Researchers from the Center for Policy and Research in Emergency Medicine and the Department of Surgery, OHSU School of Medicine, and the Department of Sociology at Portland State University examined data on 542 patients sent from 31 rural trauma centers – categorized as levels III, IV or V – to 15 level I and II trauma centers between 1991 and 1994. The study population included patients with everything from simple concussions to fatal traumatic brain injury, and mortality was based on death during hospitalization or within 30 days after discharge.
The team “found a small but significant improvement in mortality for head-injured patients transferred to level I centers when compared to those transferred to level II centers,” said the studys lead author, K. John McConnell, Ph.D., OHSU assistant professor of emergency medicine and an economist in the Center for Policy and Research in Emergency Medicine.

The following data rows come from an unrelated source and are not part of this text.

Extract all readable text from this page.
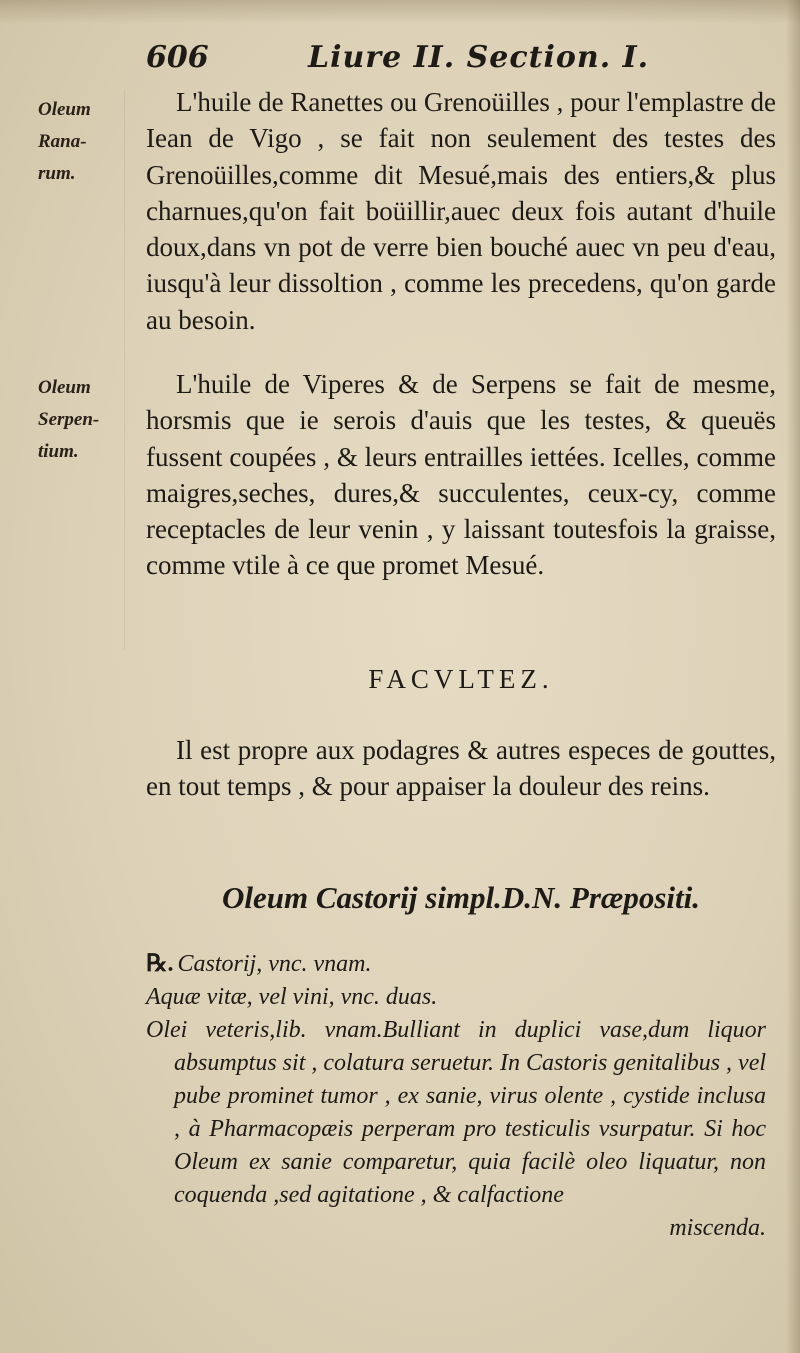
606	Liure II. Section. I.
Oleum
Rana-
rum.
Oleum
Serpen-
tium.

L'huile de Ranettes ou Grenoüilles , pour l'emplastre de Iean de Vigo , se fait non seulement des testes des Grenoüilles,comme dit Mesué,mais des entiers,& plus charnues,qu'on fait boüillir,auec deux fois autant d'huile doux,dans vn pot de verre bien bouché auec vn peu d'eau, iusqu'à leur dissoltion , comme les precedens, qu'on garde au besoin.

L'huile de Viperes & de Serpens se fait de mesme, horsmis que ie serois d'auis que les testes, & queuës fussent coupées , & leurs entrailles iettées. Icelles, comme maigres,seches, dures,& succulentes, ceux-cy, comme receptacles de leur venin , y laissant toutesfois la graisse, comme vtile à ce que promet Mesué.

FACVLTEZ.

Il est propre aux podagres & autres especes de gouttes, en tout temps , & pour appaiser la douleur des reins.

Oleum Castorij simpl.D.N. Præpositi.

℞. Castorij, vnc. vnam.

Aquæ vitæ, vel vini, vnc. duas.

Olei veteris,lib. vnam.Bulliant in duplici vase,dum liquor absumptus sit , colatura seruetur. In Castoris genitalibus , vel pube prominet tumor , ex sanie, virus olente , cystide inclusa , à Pharmacopæis perperam pro testiculis vsurpatur. Si hoc Oleum ex sanie comparetur, quia facilè oleo liquatur, non coquenda ,sed agitatione , & calfactione

miscenda.
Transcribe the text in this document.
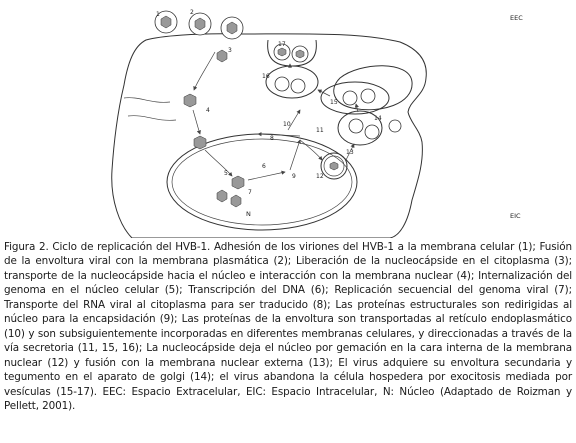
1	2
3
4
5
6
7
8
9
10
11
12
13
14
15
16
17
EEC
EIC
N

Figura 2. Ciclo de replicación del HVB-1. Adhesión de los viriones del HVB-1 a la membrana celular (1); Fusión de la envoltura viral con la membrana plasmática (2); Liberación de la nucleocápside en el citoplasma (3); transporte de la nucleocápside hacia el núcleo e interacción con la membrana nuclear (4); Internalización del genoma en el núcleo celular (5); Transcripción del DNA (6); Replicación secuencial del genoma viral (7); Transporte del RNA viral al citoplasma para ser traducido (8); Las proteínas estructurales son redirigidas al núcleo para la encapsidación (9); Las proteínas de la envoltura son transportadas al retículo endoplasmático (10) y son subsiguientemente incorporadas en diferentes membranas celulares, y direccionadas a través de la vía secretoria (11, 15, 16); La nucleocápside deja el núcleo por gemación en la cara interna de la membrana nuclear (12) y fusión con la membrana nuclear externa (13); El virus adquiere su envoltura secundaria y tegumento en el aparato de golgi (14); el virus abandona la célula hospedera por exocitosis mediada por vesículas (15-17). EEC: Espacio Extracelular, EIC: Espacio Intracelular, N: Núcleo (Adaptado de Roizman y Pellett, 2001).
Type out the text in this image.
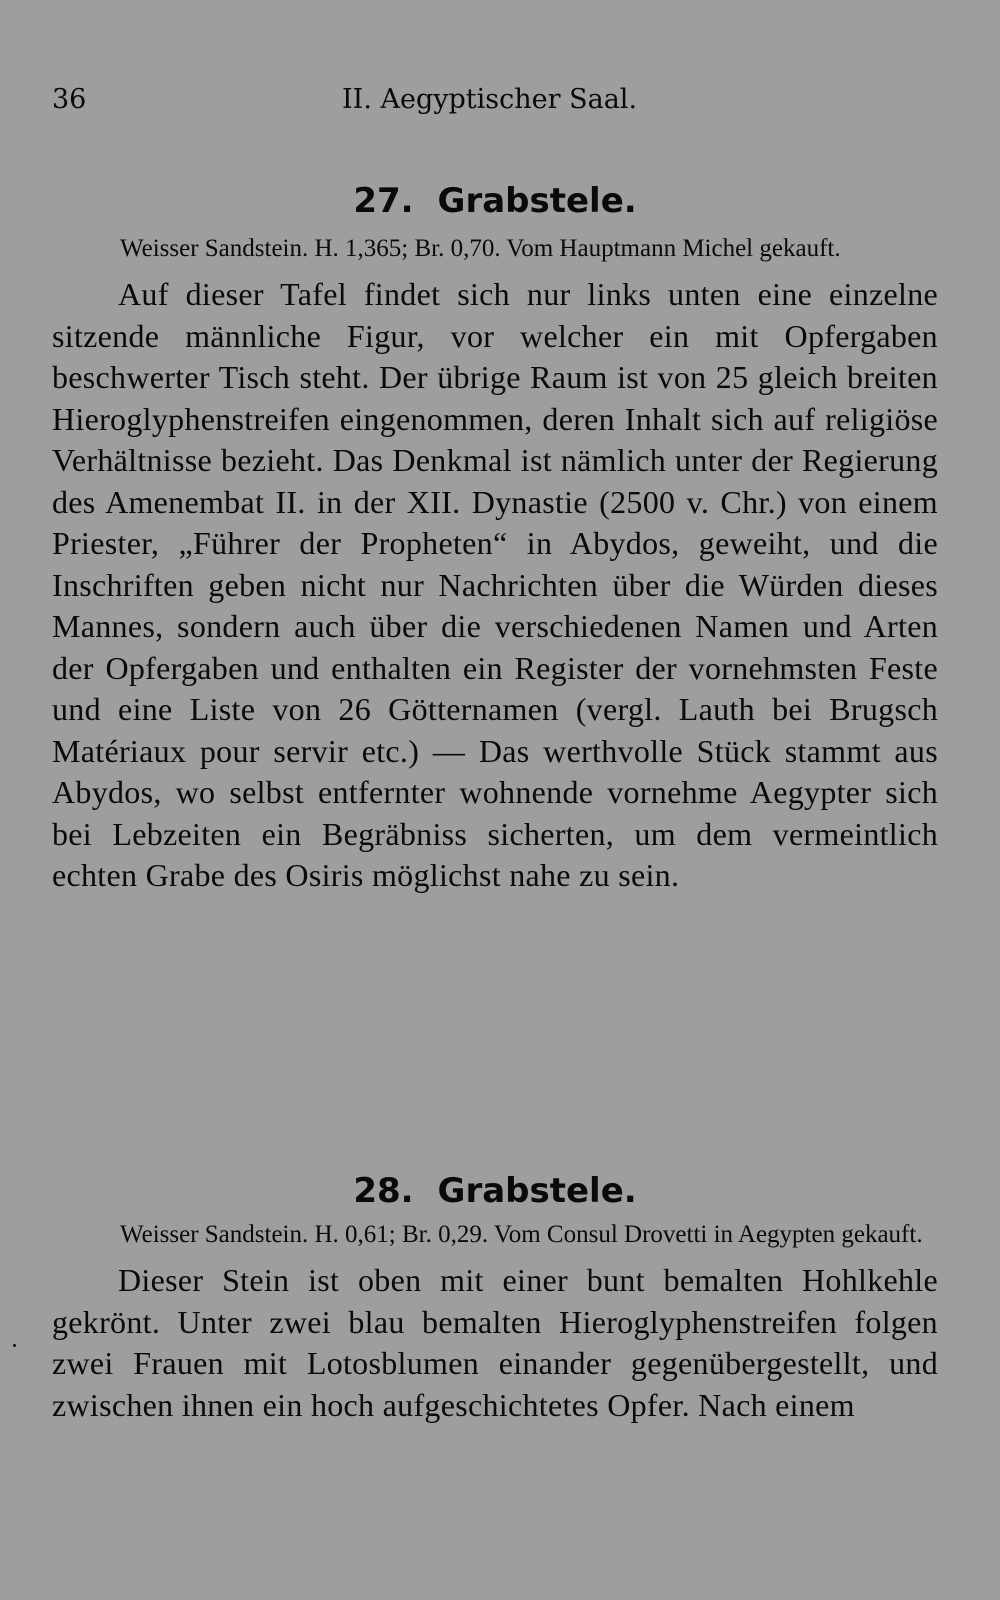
36	II. Aegyptischer Saal.
27. Grabstele.

Weisser Sandstein. H. 1,365; Br. 0,70. Vom Hauptmann Michel gekauft.

Auf dieser Tafel findet sich nur links unten eine einzelne sitzende männliche Figur, vor welcher ein mit Opfergaben beschwerter Tisch steht. Der übrige Raum ist von 25 gleich breiten Hieroglyphenstreifen eingenommen, deren Inhalt sich auf religiöse Verhältnisse bezieht. Das Denkmal ist nämlich unter der Regierung des Amenembat II. in der XII. Dynastie (2500 v. Chr.) von einem Priester, „Führer der Propheten“ in Abydos, geweiht, und die Inschriften geben nicht nur Nachrichten über die Würden dieses Mannes, sondern auch über die verschiedenen Namen und Arten der Opfergaben und enthalten ein Register der vornehmsten Feste und eine Liste von 26 Götternamen (vergl. Lauth bei Brugsch Matériaux pour servir etc.) — Das werthvolle Stück stammt aus Abydos, wo selbst entfernter wohnende vornehme Aegypter sich bei Lebzeiten ein Begräbniss sicherten, um dem vermeintlich echten Grabe des Osiris möglichst nahe zu sein.

28. Grabstele.

Weisser Sandstein. H. 0,61; Br. 0,29. Vom Consul Drovetti in Aegypten gekauft.

Dieser Stein ist oben mit einer bunt bemalten Hohlkehle gekrönt. Unter zwei blau bemalten Hieroglyphenstreifen folgen zwei Frauen mit Lotosblumen einander gegenübergestellt, und zwischen ihnen ein hoch aufgeschichtetes Opfer. Nach einem
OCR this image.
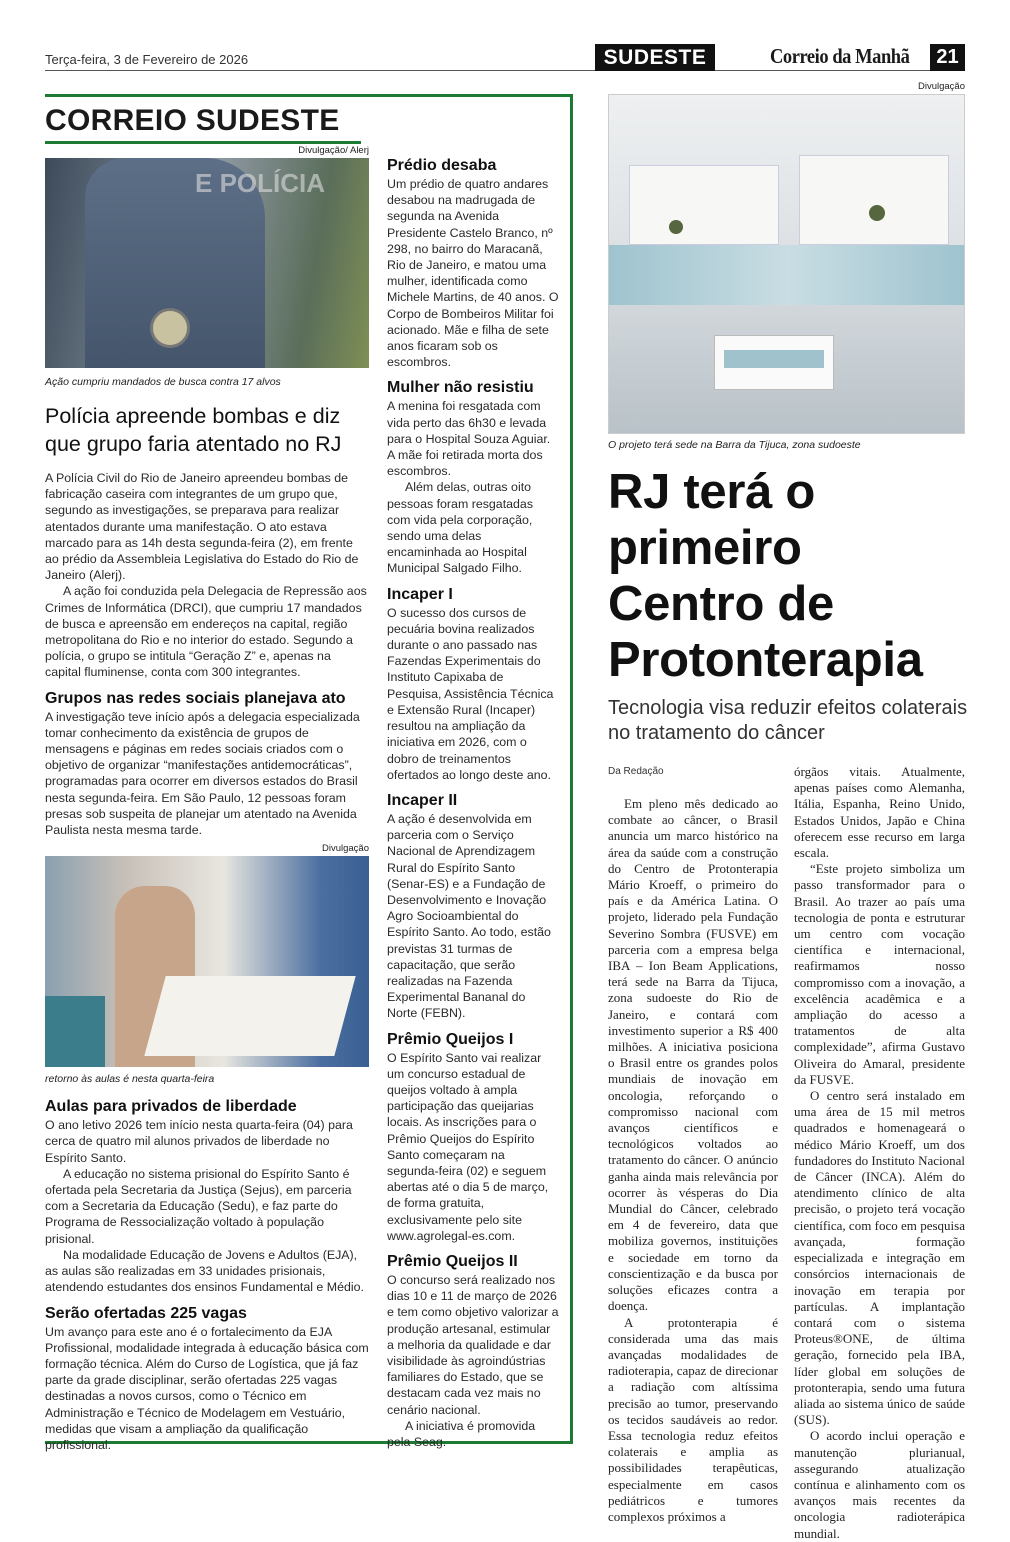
Terça-feira, 3 de Fevereiro de 2026	SUDESTE	Correio da Manhã	21
CORREIO SUDESTE
Divulgação/ Alerj
E POLÍCIA
Ação cumpriu mandados de busca contra 17 alvos
Polícia apreende bombas e diz que grupo faria atentado no RJ

A Polícia Civil do Rio de Janeiro apreendeu bombas de fabricação caseira com integrantes de um grupo que, segundo as investigações, se preparava para realizar atentados durante uma manifestação. O ato estava marcado para as 14h desta segunda-feira (2), em frente ao prédio da Assembleia Legislativa do Estado do Rio de Janeiro (Alerj).

A ação foi conduzida pela Delegacia de Repressão aos Crimes de Informática (DRCI), que cumpriu 17 mandados de busca e apreensão em endereços na capital, região metropolitana do Rio e no interior do estado. Segundo a polícia, o grupo se intitula “Geração Z” e, apenas na capital fluminense, conta com 300 integrantes.

Grupos nas redes sociais planejava ato

A investigação teve início após a delegacia especializada tomar conhecimento da existência de grupos de mensagens e páginas em redes sociais criados com o objetivo de organizar “manifestações antidemocráticas”, programadas para ocorrer em diversos estados do Brasil nesta segunda-feira. Em São Paulo, 12 pessoas foram presas sob suspeita de planejar um atentado na Avenida Paulista nesta mesma tarde.

Divulgação
retorno às aulas é nesta quarta-feira
Aulas para privados de liberdade

O ano letivo 2026 tem início nesta quarta-feira (04) para cerca de quatro mil alunos privados de liberdade no Espírito Santo.

A educação no sistema prisional do Espírito Santo é ofertada pela Secretaria da Justiça (Sejus), em parceria com a Secretaria da Educação (Sedu), e faz parte do Programa de Ressocialização voltado à população prisional.

Na modalidade Educação de Jovens e Adultos (EJA), as aulas são realizadas em 33 unidades prisionais, atendendo estudantes dos ensinos Fundamental e Médio.

Serão ofertadas 225 vagas

Um avanço para este ano é o fortalecimento da EJA Profissional, modalidade integrada à educação básica com formação técnica. Além do Curso de Logística, que já faz parte da grade disciplinar, serão ofertadas 225 vagas destinadas a novos cursos, como o Técnico em Administração e Técnico de Modelagem em Vestuário, medidas que visam a ampliação da qualificação profissional.

Prédio desaba

Um prédio de quatro andares desabou na madrugada de segunda na Avenida Presidente Castelo Branco, nº 298, no bairro do Maracanã, Rio de Janeiro, e matou uma mulher, identificada como Michele Martins, de 40 anos. O Corpo de Bombeiros Militar foi acionado. Mãe e filha de sete anos ficaram sob os escombros.

Mulher não resistiu

A menina foi resgatada com vida perto das 6h30 e levada para o Hospital Souza Aguiar. A mãe foi retirada morta dos escombros.

Além delas, outras oito pessoas foram resgatadas com vida pela corporação, sendo uma delas encaminhada ao Hospital Municipal Salgado Filho.

Incaper I

O sucesso dos cursos de pecuária bovina realizados durante o ano passado nas Fazendas Experimentais do Instituto Capixaba de Pesquisa, Assistência Técnica e Extensão Rural (Incaper) resultou na ampliação da iniciativa em 2026, com o dobro de treinamentos ofertados ao longo deste ano.

Incaper II

A ação é desenvolvida em parceria com o Serviço Nacional de Aprendizagem Rural do Espírito Santo (Senar-ES) e a Fundação de Desenvolvimento e Inovação Agro Socioambiental do Espírito Santo. Ao todo, estão previstas 31 turmas de capacitação, que serão realizadas na Fazenda Experimental Bananal do Norte (FEBN).

Prêmio Queijos I

O Espírito Santo vai realizar um concurso estadual de queijos voltado à ampla participação das queijarias locais. As inscrições para o Prêmio Queijos do Espírito Santo começaram na segunda-feira (02) e seguem abertas até o dia 5 de março, de forma gratuita, exclusivamente pelo site www.agrolegal-es.com.

Prêmio Queijos II

O concurso será realizado nos dias 10 e 11 de março de 2026 e tem como objetivo valorizar a produção artesanal, estimular a melhoria da qualidade e dar visibilidade às agroindústrias familiares do Estado, que se destacam cada vez mais no cenário nacional.

A iniciativa é promovida pela Seag.

Divulgação
O projeto terá sede na Barra da Tijuca, zona sudoeste
RJ terá o primeiro Centro de Protonterapia
Tecnologia visa reduzir efeitos colaterais no tratamento do câncer
Da Redação

Em pleno mês dedicado ao combate ao câncer, o Brasil anuncia um marco histórico na área da saúde com a construção do Centro de Protonterapia Mário Kroeff, o primeiro do país e da América Latina. O projeto, liderado pela Fundação Severino Sombra (FUSVE) em parceria com a empresa belga IBA – Ion Beam Applications, terá sede na Barra da Tijuca, zona sudoeste do Rio de Janeiro, e contará com investimento superior a R$ 400 milhões. A iniciativa posiciona o Brasil entre os grandes polos mundiais de inovação em oncologia, reforçando o compromisso nacional com avanços científicos e tecnológicos voltados ao tratamento do câncer. O anúncio ganha ainda mais relevância por ocorrer às vésperas do Dia Mundial do Câncer, celebrado em 4 de fevereiro, data que mobiliza governos, instituições e sociedade em torno da conscientização e da busca por soluções eficazes contra a doença.

A protonterapia é considerada uma das mais avançadas modalidades de radioterapia, capaz de direcionar a radiação com altíssima precisão ao tumor, preservando os tecidos saudáveis ao redor. Essa tecnologia reduz efeitos colaterais e amplia as possibilidades terapêuticas, especialmente em casos pediátricos e tumores complexos próximos a

órgãos vitais. Atualmente, apenas países como Alemanha, Itália, Espanha, Reino Unido, Estados Unidos, Japão e China oferecem esse recurso em larga escala.

“Este projeto simboliza um passo transformador para o Brasil. Ao trazer ao país uma tecnologia de ponta e estruturar um centro com vocação científica e internacional, reafirmamos nosso compromisso com a inovação, a excelência acadêmica e a ampliação do acesso a tratamentos de alta complexidade”, afirma Gustavo Oliveira do Amaral, presidente da FUSVE.

O centro será instalado em uma área de 15 mil metros quadrados e homenageará o médico Mário Kroeff, um dos fundadores do Instituto Nacional de Câncer (INCA). Além do atendimento clínico de alta precisão, o projeto terá vocação científica, com foco em pesquisa avançada, formação especializada e integração em consórcios internacionais de inovação em terapia por partículas. A implantação contará com o sistema Proteus®ONE, de última geração, fornecido pela IBA, líder global em soluções de protonterapia, sendo uma futura aliada ao sistema único de saúde (SUS).

O acordo inclui operação e manutenção plurianual, assegurando atualização contínua e alinhamento com os avanços mais recentes da oncologia radioterápica mundial.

OHSU and Legacy Emanuel Hospital & Health Center, both in Portland, are Oregons only level I trauma centers. In Washington, Harborview Medical Center, located in Seattle, is the states sole level I facility. There are six level II trauma centers serving Oregon, including one in Boise, Idaho, and two in southwest Wash., and seven serving Washington, including a hospital in Lewiston, Idaho.
Level I trauma centers provide comprehensive trauma care and are required to have trauma surgeons, anesthesiologists, nurses and all surgical subspecialties, including cardiac surgery, orthopaedics, neurosurgery, cardiology, ophthalmology, plastic surgery, gynecologic surgery, and head and neck surgery, immediately available. They also must have immediate availability of resuscitation, neuroradiology and hemodialysis technology, and theyre required to annually treat 1,200 injured persons or 240 major trauma patients.
Level II trauma centers also are expected to provide comprehensive trauma care, but they have less-stringent volume performance standards and level of resources immediately available than level I centers, and they are not required to have teaching and research programs.
Despite an emphasis on regional and statewide trauma systems over the last decade nationally – Oregon has had a trauma system since 1985; Washingtons began five years later – several level I trauma systems have recently closed, and 19 are threatened with closure, or may be downgraded to a level II center.
Researchers attribute many closures to the high cost of operating level I centers and, in many cases, to a high volume of uninsured patients.
“The resources should be the same between level I and II hospitals, but in reality, the training programs in Level I centers allow better 24/7 monitoring and intervention in regards to critically ill and injured patients,” said study co-author Jerris Hedges, M.D., professor and chairman of emergency medicine, OHSU School of Medicine, and chief of emergency services at OHSU Hospital.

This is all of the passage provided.